Notice in example 5 how reflecting twice keeps the normal facing
forward:

---------------------------------------------------------
#example5
Display "example5.rib.tiff" "framebuffer" "rgba" 
Projection "perspective" "fov" [40.7]
Translate 0 0 12
WorldBegin 
LightSource "distantlight" 1 
Sides 1
Scale -1 1 -1
Surface "plastic"
NuPatch 2 2 [0 0 1 1] 0 1 2 2 [0 0 1 1] 0 1 "Pw" [
 1 -1  1 1
 1  1  0 1
-1 -1  0 1
-1  1 -1 1]
WorldEnd 
---------------------------------------------------------

Listing points clockwise makes a polygon's normal face forward and
therefore the polygon is visible even when a "Sides 1" statement is
present.  Outputting the RIB data with a negative Z coordinate did not
altered the direction of the polygon's normal.  

---------------------------------------------------------
Display "YupTriangle.rib.tiff" "framebuffer" "rgba" 
Projection "perspective" "fov" [40.7]
Rotate 1.28066e-06 0 0 1
Rotate -6.7 1 0 0
Rotate 20 0 1 0
Translate -4.07621 -1.40005 11.1993
WorldBegin 
Sides 1
#Listing points clockwise makes a polygon's normal faceforward
#   and therefore the polygon is visible.
Surface "plastic"
PointsGeneralPolygons [1] [3] [0 1 2] 
"P" [
0  2 -2 
0  2  2 
0 -1  2]
WorldEnd 
---------------------------------------------------------
The first, second and third points shown above were originally
(0,2,2),(0,2,-2) and (0,-1,-2) respectively.  

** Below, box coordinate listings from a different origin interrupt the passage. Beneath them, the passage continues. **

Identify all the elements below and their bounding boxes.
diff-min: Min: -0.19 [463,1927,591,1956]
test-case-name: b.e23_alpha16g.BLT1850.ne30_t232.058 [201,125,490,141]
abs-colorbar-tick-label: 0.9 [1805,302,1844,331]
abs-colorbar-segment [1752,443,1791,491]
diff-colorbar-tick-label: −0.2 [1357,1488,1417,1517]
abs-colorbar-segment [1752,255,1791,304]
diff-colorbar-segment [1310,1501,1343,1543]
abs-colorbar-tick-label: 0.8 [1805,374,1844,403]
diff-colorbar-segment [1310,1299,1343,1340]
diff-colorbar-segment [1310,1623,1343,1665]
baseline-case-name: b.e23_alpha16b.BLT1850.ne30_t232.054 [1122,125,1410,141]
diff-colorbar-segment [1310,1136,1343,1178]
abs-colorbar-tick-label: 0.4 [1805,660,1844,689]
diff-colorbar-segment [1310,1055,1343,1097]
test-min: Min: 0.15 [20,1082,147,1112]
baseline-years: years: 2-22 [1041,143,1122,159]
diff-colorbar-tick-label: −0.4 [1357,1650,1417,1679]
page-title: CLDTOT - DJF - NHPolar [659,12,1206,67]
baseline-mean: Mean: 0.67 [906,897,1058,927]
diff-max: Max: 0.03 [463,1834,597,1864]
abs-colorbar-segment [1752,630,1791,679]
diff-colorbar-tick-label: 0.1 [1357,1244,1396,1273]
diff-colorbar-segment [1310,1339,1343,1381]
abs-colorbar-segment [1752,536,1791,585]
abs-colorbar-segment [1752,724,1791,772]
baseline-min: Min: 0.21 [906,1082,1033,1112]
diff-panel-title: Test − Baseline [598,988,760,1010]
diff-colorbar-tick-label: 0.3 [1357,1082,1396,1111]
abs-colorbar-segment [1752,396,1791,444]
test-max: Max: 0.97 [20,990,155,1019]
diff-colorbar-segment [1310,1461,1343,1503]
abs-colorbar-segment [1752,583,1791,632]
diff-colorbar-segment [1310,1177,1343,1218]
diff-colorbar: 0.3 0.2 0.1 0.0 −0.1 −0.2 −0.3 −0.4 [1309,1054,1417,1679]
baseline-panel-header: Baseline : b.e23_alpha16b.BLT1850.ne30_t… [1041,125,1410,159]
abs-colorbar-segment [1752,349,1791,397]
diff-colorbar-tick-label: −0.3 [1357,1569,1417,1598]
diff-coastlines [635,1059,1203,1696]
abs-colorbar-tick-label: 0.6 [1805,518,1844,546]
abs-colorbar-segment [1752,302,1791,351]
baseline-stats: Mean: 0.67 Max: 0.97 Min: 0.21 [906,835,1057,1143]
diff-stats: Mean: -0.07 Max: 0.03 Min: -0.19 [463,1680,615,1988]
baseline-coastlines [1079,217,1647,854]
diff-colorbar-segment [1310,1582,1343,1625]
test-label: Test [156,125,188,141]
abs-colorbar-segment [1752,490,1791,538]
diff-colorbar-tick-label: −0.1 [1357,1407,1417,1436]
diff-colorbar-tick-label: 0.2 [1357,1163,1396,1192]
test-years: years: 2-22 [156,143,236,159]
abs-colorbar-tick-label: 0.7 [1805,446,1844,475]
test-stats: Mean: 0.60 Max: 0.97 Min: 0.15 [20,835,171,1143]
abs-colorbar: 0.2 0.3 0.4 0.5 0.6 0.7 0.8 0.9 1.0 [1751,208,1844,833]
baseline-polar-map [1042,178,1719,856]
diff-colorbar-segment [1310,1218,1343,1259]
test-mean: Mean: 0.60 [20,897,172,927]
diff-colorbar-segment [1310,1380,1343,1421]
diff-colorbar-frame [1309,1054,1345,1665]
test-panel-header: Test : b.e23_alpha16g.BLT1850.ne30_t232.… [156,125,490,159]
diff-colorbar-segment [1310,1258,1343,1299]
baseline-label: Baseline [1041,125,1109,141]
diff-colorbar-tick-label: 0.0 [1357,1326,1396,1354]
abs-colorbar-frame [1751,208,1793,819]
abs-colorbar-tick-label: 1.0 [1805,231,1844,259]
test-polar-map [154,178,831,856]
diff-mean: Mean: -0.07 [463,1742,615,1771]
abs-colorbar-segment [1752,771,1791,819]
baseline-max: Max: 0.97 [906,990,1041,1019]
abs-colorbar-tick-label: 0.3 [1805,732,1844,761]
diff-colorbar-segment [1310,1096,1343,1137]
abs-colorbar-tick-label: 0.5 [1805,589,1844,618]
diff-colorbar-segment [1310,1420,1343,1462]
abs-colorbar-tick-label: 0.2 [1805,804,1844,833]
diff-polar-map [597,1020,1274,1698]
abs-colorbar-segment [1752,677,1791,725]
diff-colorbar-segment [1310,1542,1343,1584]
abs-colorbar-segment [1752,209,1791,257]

In the above examples, an odd number of reflections (Scale
transformations with a negative value for one of the parameters) toggled
the current coordinate system between left and right.  Each time this
occurred, the RenderMan renderer noted this as a transformation that
altered the current orientation of the coordinate system.  If an
Orientation statement were to appear requesting a particular
orientation, the render would know if the request would require the
normals of the subsequent surfaces to be reversed.  Inshort the "current
orientation" is only information about whether to alter a surface's
normal or simply leave it alone.  The "orientation of the current
coordinate system" can alter a normal, but the "current orientation" set
by the user can override this.  

So that a renderer can know how to alter normals to match what the user
wants, the determinant of the concatenated set of transformations upto
the present object space can be checked.  If a transformation has a
positive sign, it matches the sign of an ordinary non-reflecting
transformation and therefore indicates that the two have the same
orientation (left-handed).  If a negative value were encountered, that
transformation would have a different orientation from the norm and
therefore be right-handed.  There is a brief blurb about this in the
spec's section called "Orientation and Sides".  Also if you look at a
second edition Foley book at page 1105 you'll find a few bits there as
well.  I've not seen much of anything directly written about what the
RenderMan Companion called the "renderer's detection scheme", but I
believe I've included here a more technical statement describing it and
although a bit brief is hopefully accurate.

Sorry for the long note, but hopefully something here was of use.

T. Burge